About Petra
"The problems I see in America are fundamentally the problems of a mass democracy in which people have lost the feeling that they can influence the government and in which there's so much social and racial conflict—economic and political conflict—that it is very difficult to make the old mechanisms work. Still, I believe that if we put our politics to the test of our ideals and values, which we so clearly spell out in the Constitution and the Bill of Rights, there would be progress, and that is what we should struggle for."
—Petra Shattuck, December 1973
Petra Tölle Shattuck was no stranger to hard times. Born in Saarbrucken, Germany, during World War II, she had early memories of bombings by American planes, dead and dying civilians in railroad stations, and desperate displaced persons camped near the farm where she and her sisters dug potatoes by hand.

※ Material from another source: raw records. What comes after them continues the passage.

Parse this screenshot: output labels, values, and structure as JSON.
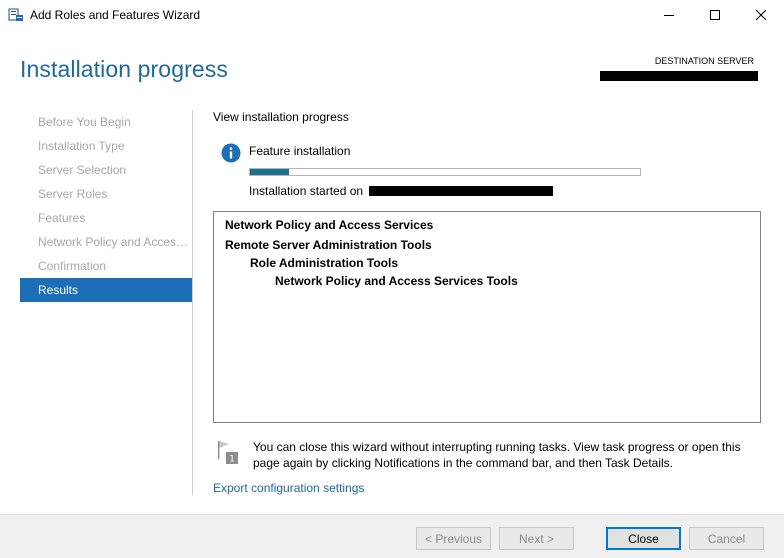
{
  "window": {
    "title": "Add Roles and Features Wizard"
  },
  "header": {
    "page_title": "Installation progress",
    "destination_label": "DESTINATION SERVER"
  },
  "nav": {
    "items": [
      {
        "label": "Before You Begin",
        "active": false
      },
      {
        "label": "Installation Type",
        "active": false
      },
      {
        "label": "Server Selection",
        "active": false
      },
      {
        "label": "Server Roles",
        "active": false
      },
      {
        "label": "Features",
        "active": false
      },
      {
        "label": "Network Policy and Access Services",
        "active": false
      },
      {
        "label": "Confirmation",
        "active": false
      },
      {
        "label": "Results",
        "active": true
      }
    ]
  },
  "content": {
    "view_title": "View installation progress",
    "feature_label": "Feature installation",
    "progress_fraction": 0.1,
    "started_label": "Installation started on",
    "results": [
      {
        "label": "Network Policy and Access Services",
        "level": 0
      },
      {
        "label": "Remote Server Administration Tools",
        "level": 0
      },
      {
        "label": "Role Administration Tools",
        "level": 1
      },
      {
        "label": "Network Policy and Access Services Tools",
        "level": 2
      }
    ],
    "note": "You can close this wizard without interrupting running tasks. View task progress or open this page again by clicking Notifications in the command bar, and then Task Details.",
    "export_link": "Export configuration settings",
    "flag_badge": "1"
  },
  "footer": {
    "previous_label": "< Previous",
    "next_label": "Next >",
    "close_label": "Close",
    "cancel_label": "Cancel"
  },
  "colors": {
    "accent": "#1c6fb6",
    "title": "#1e6a9a",
    "progress": "#1f708c"
  }
}
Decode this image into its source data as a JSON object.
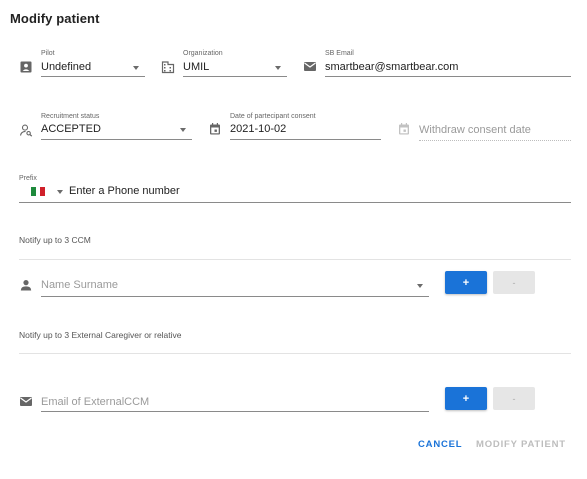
{
  "dialog": {
    "title": "Modify patient"
  },
  "row1": {
    "pilot": {
      "label": "Pilot",
      "value": "Undefined"
    },
    "organization": {
      "label": "Organization",
      "value": "UMIL"
    },
    "sb_email": {
      "label": "SB Email",
      "value": "smartbear@smartbear.com"
    }
  },
  "row2": {
    "recruitment": {
      "label": "Recruitment status",
      "value": "ACCEPTED"
    },
    "consent": {
      "label": "Date of partecipant consent",
      "value": "2021-10-02"
    },
    "withdraw": {
      "placeholder": "Withdraw consent date"
    }
  },
  "phone": {
    "prefix_label": "Prefix",
    "placeholder": "Enter a Phone number",
    "flag_colors": [
      "#1e8a3c",
      "#ffffff",
      "#d0202a"
    ]
  },
  "ccm": {
    "section_title": "Notify up to 3 CCM",
    "placeholder": "Name Surname",
    "add_label": "+",
    "remove_label": "-"
  },
  "caregiver": {
    "section_title": "Notify up to 3 External Caregiver or relative",
    "placeholder": "Email of ExternalCCM",
    "add_label": "+",
    "remove_label": "-"
  },
  "actions": {
    "cancel": "CANCEL",
    "modify": "MODIFY PATIENT"
  },
  "colors": {
    "accent": "#1a73d8",
    "disabled": "#bdbdbd"
  }
}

Petra took refuge from Germany’s harsh realities in Karl May’s novels about Native American heroes, whose struggles she would later embrace as her own.
As Petra grew older, she came to realize that the horrors that her family and neighbors had suffered were, in some ways, a consequence of the support they gave to a political party that had promised to restore order and pride to their country after its defeat in World War I but had instead initiated a second World War and systematically murdered millions in the name of racial purity. This realization gave Petra a deep appreciation of the consequences of political choices.
As a teenager, she ventured to make a new life for herself in the United States. Beginning as an au pair for a family in Connecticut, she won scholarships and went on to earn a B.A. from Pomona College in 1964 and a Ph.D. from Columbia University in 1972.
While working on her doctorate, Petra taught politics and civil liberties at the John Jay College of Criminal Justice at the City University of New York. Among her students were many recent immigrants. Most were the first in their families to attend college. A dedicated mentor, Petra persuaded many struggling students to stay the course and get advanced degrees. She especially enjoyed teaching policemen and street kids together in the squad room of a Harlem police station, where she used constitutional debates not just to raise fundamental issues of law and justice, but also to inspire mutual understanding.
Petra’s values were private as well as public. During the anti-war protests of the 1960s, she met and married John Shattuck, who began his career as an attorney for the American Civil Liberties Union, first in New York City and later in Washington, D.C. She gave birth to Jessica, Rebecca and Peter. She combed thrift stores for broken things to restore and make beautiful and created a prize-winning costume for one of her children from scraps of cloth. She baked blueberry tortes and laid bricks for a backyard patio. The Shattucks’ home, and Petra’s kitchen table, became a gathering place for lawyers and activists who were challenging the abuses of power during the Watergate era.
While raising her family, Petra continued teaching and became a respected scholar on a wide range of subjects, including comparative criminal justice, the rights of Native Americans and the regulation of nuclear power plants. But Petra was not content just to write about human rights. Convinced that the law was a tool she needed to enable the disenfranchised to control their own destiny, she enrolled at Georgetown Law School and went on to get her law degree from Boston University, where she was an editor of the law review and taught at the Harvard Extension School.
Despite her many successes as a scholar and teacher, Petra drew strength from her perspective as an outsider. Personally and professionally, she had a special ability to reach out to those poised on the edge of accomplishment and she worked with great energy on their behalf.
After clerking for federal Judge Douglas Woodlock, she joined the Boston law firm of Palmer & Dodge. Shortly thereafter, in March 1988, Petra Shattuck was struck down by a cerebral hemorrhage. She was only 46.
In their grief at Petra’s passing, her family and friends decided to create a foundation that would recognize and support the kind of people Petra admired most—unsung heroes who, with few resources beyond their own strength, compassion and commitment, champion equality, fight for social justice and defend the rights of individuals and groups in communities across America.